Depuis le début de la guerre à Gaza, Israël soutient que le système de distribution de l’aide qui existait auparavant, qui reposait sur les agences des Nations unies et un réseau coordonné d’ONG pour transporter et distribuer l’aide dans des centaines d’endroits autour de Gaza, doit être réformé. S’appuyant sur des évaluations des services de renseignement, les responsables israéliens affirment que le Hamas a généré des centaines de millions de dollars en saisissant des convois et en revendant des marchandises. Mais Israël n’a jamais présenté de preuves, ni publiquement ni en privé,aux organisations humanitaires ou aux responsables gouvernementaux occidentaux pour étayer ses affirmations selon lesquelles le Hamas aurait systématiquement volé l’aide acheminée à Gaza, du moins dans le cadre du système des Nations unies, selon des entretiens avec plus d’une douzaine de responsables humanitaires et plusieurs responsables occidentaux actuels et anciens.

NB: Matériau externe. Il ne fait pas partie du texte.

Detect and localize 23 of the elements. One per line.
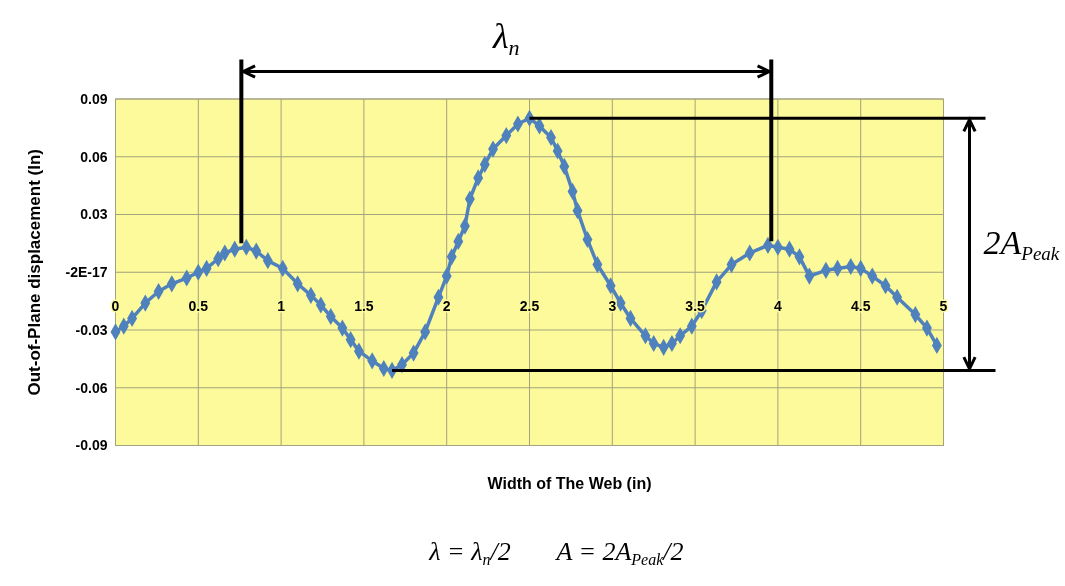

Cinq personnes ayant participé au processus de planification qui a abouti à la création de la GHF ont rappelé lors d’entretiens qu’elles avaient initialement convenu qu’il était important d’élaborer un modèle de distribution de l’aide à Gaza qui serait soutenu par Israël, mais qu’elles avaient finalement émis des réserves d’ordre éthique. Dans chaque cas, ces personnes ont déclaré qu’elles étaient mal à l’aise avec un modèle militarisé qui déployait des forces de sécurité privées et contrôlait les bénéficiaires de l’aide à l’aide de technologies biométriques et éventuellement de reconnaissance faciale [3]. Elles estimaient également que le projet de ne construire que quatre sites de distribution dans le sud de Gaza obligerait les civils à voyager pendant des heures pour les atteindre, voire faciliterait la campagne militaire israélienne visant à pousser la population de Gaza vers le sud, une tactique qui pourrait constituer un déplacement forcé, un crime de guerre.

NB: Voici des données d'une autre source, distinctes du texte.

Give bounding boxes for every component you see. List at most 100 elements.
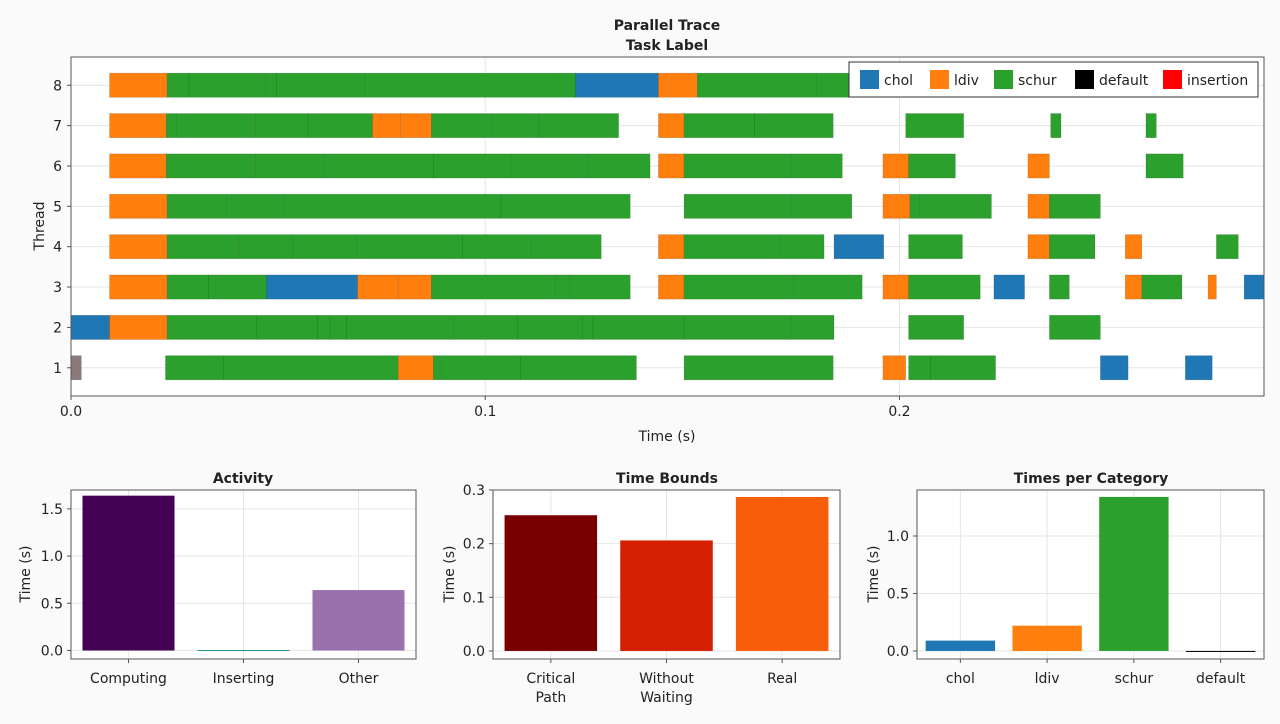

«Il faut se poser la question suivante: en vous engageant, permettez-vous à Israël de pousser les gens vers le sud?» [4], a déclaré une personne consultée au sujet des plans de la GHF et qui a souhaité garder l’anonymat afin de préserver ses relations avec les personnes impliquées. De nombreuses organisations humanitaires souhaitent soutenir les efforts visant à nourrir les civils, mais estiment que le modèle de la GHF s’oppose à leurs propres principes, a ajouté cette personne: «Il était évident qu’il serait difficile de convaincre les humanitaires d’accepter une sécurité privée armée.»
Un porte-parole du GHF a déclaré que la fondation faisait désormais pression sur Israël pour qu’il autorise la création de centres supplémentaires et permette à la GHF de venir en aide aux civils dans toute la bande de Gaza. «Il n’y a aucune limite au nombre de sites que la GHF peut ouvrir, ni à leur emplacement», a déclaré ce porte-parole. «Nous prévoyons d’ouvrir quatre sites d’ici la fin du mois et nous planifions activement la création de sites supplémentaires dans toute la bande de Gaza.»
Les prestataires de la GHF ont commencé la construction des centres et son personnel armé est déjà arrivé en Israël. On ne sait toujours pas qui fournira et distribuera l’aide. [Voir à ce sujet l’article, intitulé «L’armée israélienne prépare sa «base de distribution» à Gaza» publié sur ce site dans le dossier en date du 14 mai.]
***

«L’armée supervisera le transfert de centaines de milliers de Palestiniens vers des zones désignées. Actuellement, environ 700 000 personnes se trouvent dans la zone d’al-Mawasi, dans le sud de Gaza, dont environ la moitié sont arrivées récemment de Rafah. Un million d’autres habitants se trouvent toujours dans le nord de Gaza et seront poussés vers le sud, en direction de la ville de Gaza. On s’attend à ce que 350 000 personnes supplémentaires soient concentrées dans les camps de réfugiés du centre de Gaza, en particulier à Deir al-Balah. (Haaretz, 25 mai)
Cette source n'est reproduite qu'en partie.